Iceland being Iceland, everyone knows everyone they aren’t already related to and the Prime Minister is on first name terms with the cops. He took a particular interest in the case because it seemed to be linked to a massive aluminium smelter being built in the area the victim and her twin were from, and to a little known political group called Hammer Of Thor. It didn’t take much sleuthing to see a connection with the far right.
Andri and Hinrika make a great team, even if they’re not quite an A-list double act like The Bridge’s Saga Noren and Martin Rohde, or the Elise Wassermann-Karl Roebuck match-up grounding its English language remake, The Tunnel. But writer, creator and occasional director Baltasar Kormákur adds enough in the way of ballast to make Trapped a serious dramatic proposition in the widest sense. His over-arching theme seems to be fear of the outsider, but the intolerance is tied up here with environmental concerns, which adds ambiguity.

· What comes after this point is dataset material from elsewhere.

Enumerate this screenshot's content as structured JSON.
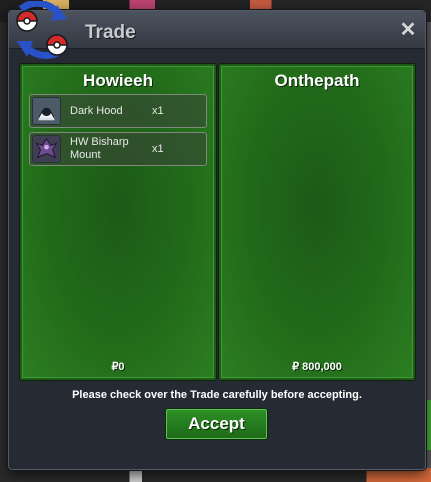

The messy nature of human inter-actions features as well. In play so far are a gay inter-racial affair; the difficult relationship between Olaffson and his 15-year-old daughter, who still lives in the town; a dysfunctional family with more aunts, uncles and nephews than you can shake a snow shoe at; and the same litany of long-held small town grudges which bore deep into the events that shaped season one. Expect that list to be added to before the taciturn Andri has the case wrapped up.